If they way you thought was to run a bunch of if statements, generate content, then feed that content back to get a "score" of what seems the most plausible, run the if statements again, and adjust / merge responses, then you would write similarly. The recognizable cadence of LLM generated content is pretty clearly the result of a lot of if statements being fused together.

by hattmall

5/31/2026 at 3:07:24 PM

You know what the sad bit is? Humans do write exactly like that. That's not even particularly egregious StalkedIn marketroid speak.

by bitwize

5/31/2026 at 2:38:43 PM

X is Y. Z is Y. And Alpha is genuinely Beta.

Classic LLM writing style.

by bossyTeacher

5/31/2026 at 2:45:00 PM

There's interesting stuff in this writeup but it sure seems like most of it was written by an LLM.

by driverdan

5/31/2026 at 2:27:17 PM

A little bit of local copium but neat read.

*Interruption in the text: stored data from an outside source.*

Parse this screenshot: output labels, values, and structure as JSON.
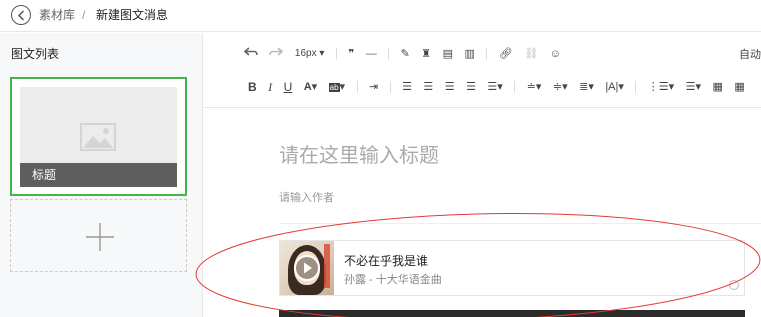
{
  "breadcrumb": {
    "root": "素材库",
    "separator": "/",
    "current": "新建图文消息"
  },
  "left_panel": {
    "title": "图文列表",
    "cards": [
      {
        "caption": "标题"
      }
    ]
  },
  "toolbar": {
    "font_size": "16px",
    "right_label": "自动"
  },
  "editor": {
    "title_placeholder": "请在这里输入标题",
    "author_placeholder": "请输入作者",
    "music": {
      "title": "不必在乎我是谁",
      "subtitle": "孙露 - 十大华语金曲"
    }
  },
  "colors": {
    "selection_border": "#44b549",
    "annotation": "#e53935"
  },
  "annotation": {
    "shape": "ellipse",
    "color": "#e53935",
    "target": "music-card"
  }
}
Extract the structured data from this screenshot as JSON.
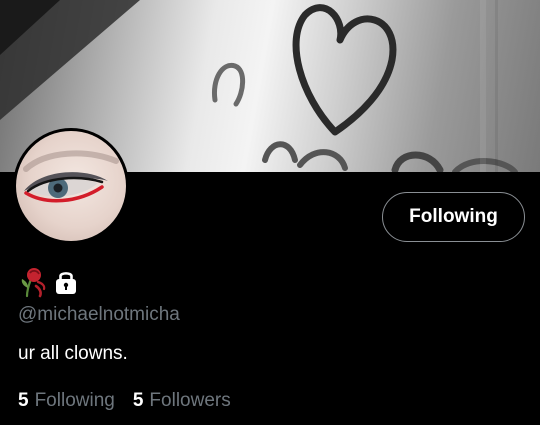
{
  "profile": {
    "banner_image": "foggy-window-heart-drawing",
    "avatar_image": "eye-closeup-red-eyeliner",
    "name_emojis": [
      "wilted-rose-icon",
      "lock-icon"
    ],
    "handle": "@michaelnotmicha",
    "bio": "ur all clowns.",
    "follow_button_label": "Following",
    "stats": {
      "following_count": "5",
      "following_label": "Following",
      "followers_count": "5",
      "followers_label": "Followers"
    }
  },
  "colors": {
    "background": "#000000",
    "text": "#ffffff",
    "secondary_text": "#6e767d",
    "button_border": "#8a8f94"
  }
}
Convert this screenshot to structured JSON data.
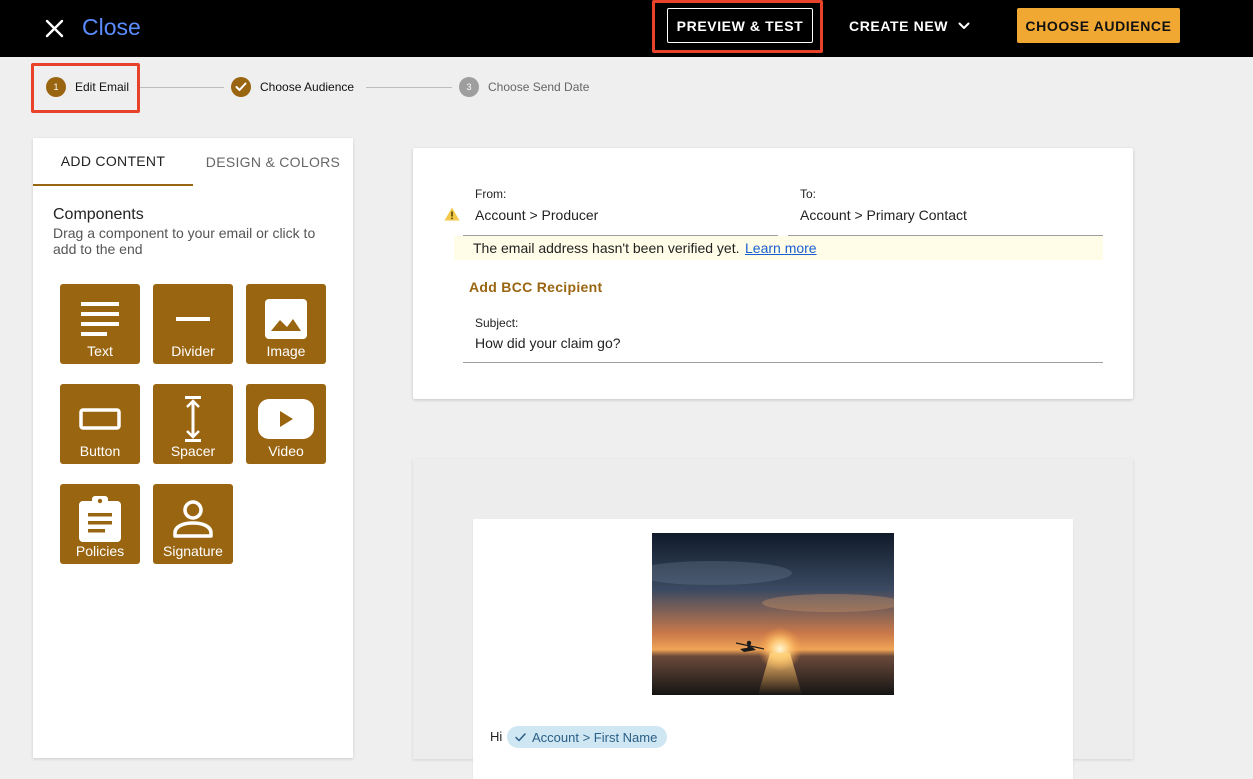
{
  "topbar": {
    "close_label": "Close",
    "preview_label": "PREVIEW & TEST",
    "create_label": "CREATE NEW",
    "audience_label": "CHOOSE AUDIENCE",
    "icons": {
      "close": "close-icon",
      "create": "chevron-down-icon"
    },
    "colors": {
      "background": "#000000",
      "close_link": "#5a8cff",
      "audience_button": "#f0a832",
      "highlight": "#e8432a"
    }
  },
  "stepper": {
    "steps": [
      {
        "number": "1",
        "label": "Edit Email",
        "state": "current"
      },
      {
        "number": "",
        "label": "Choose Audience",
        "state": "completed",
        "icon": "check-icon"
      },
      {
        "number": "3",
        "label": "Choose Send Date",
        "state": "upcoming"
      }
    ],
    "colors": {
      "active": "#9a6510",
      "inactive": "#9e9e9e"
    }
  },
  "sidebar": {
    "tabs": [
      {
        "label": "ADD CONTENT",
        "active": true
      },
      {
        "label": "DESIGN & COLORS",
        "active": false
      }
    ],
    "components_title": "Components",
    "components_desc": "Drag a component to your email or click to add to the end",
    "components": [
      {
        "label": "Text",
        "icon": "text-lines-icon"
      },
      {
        "label": "Divider",
        "icon": "divider-icon"
      },
      {
        "label": "Image",
        "icon": "image-icon"
      },
      {
        "label": "Button",
        "icon": "button-icon"
      },
      {
        "label": "Spacer",
        "icon": "spacer-icon"
      },
      {
        "label": "Video",
        "icon": "video-play-icon"
      },
      {
        "label": "Policies",
        "icon": "clipboard-icon"
      },
      {
        "label": "Signature",
        "icon": "person-icon"
      }
    ],
    "colors": {
      "tile": "#9a6510"
    }
  },
  "header": {
    "from_label": "From:",
    "from_value": "Account > Producer",
    "to_label": "To:",
    "to_value": "Account > Primary Contact",
    "warning_icon": "warning-triangle-icon",
    "warning_text": "The email address hasn't been verified yet.",
    "learn_more": "Learn more",
    "bcc_label": "Add BCC Recipient",
    "subject_label": "Subject:",
    "subject_value": "How did your claim go?",
    "colors": {
      "warning_bg": "#fffde7",
      "link": "#1a5fd1",
      "bcc": "#9a6510",
      "warning_icon": "#f2c94c"
    }
  },
  "email_body": {
    "image_icon": "sunset-kayak-photo",
    "greeting": "Hi",
    "merge_field": "Account > First Name",
    "merge_icon": "check-icon",
    "colors": {
      "chip_bg": "#cfe6f3",
      "chip_text": "#2b5f86"
    }
  }
}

Isn't a rasbpi with 16gb of RAM $300 now?

by knollimar

5/31/2026 at 2:38:27 PM

The latest Raspberry Pi 5 has one 32-bit channel (2x 16-bit subchannels) of LPDDR4X-4267 SDRAM giving 17.1GB/s of bandwidth, 52x less than this GPU. Never mind lacking the CUDA and Tensor cores, so the FP16 performance is 102x less (307 GFLOPS vs 31.4 TFLOPS). So for £200, there's absolutely no comparison for this specific use-case.

by matja

5/31/2026 at 3:58:53 PM

Yeah thats what I'm saying. How is it so cheap????

by knollimar

5/31/2026 at 4:15:25 PM

V100 GPUs are e-waste.

by feisuzhu

5/31/2026 at 2:41:33 PM

I don't understand what point you're trying to make here? Are you talking about the price of RAM?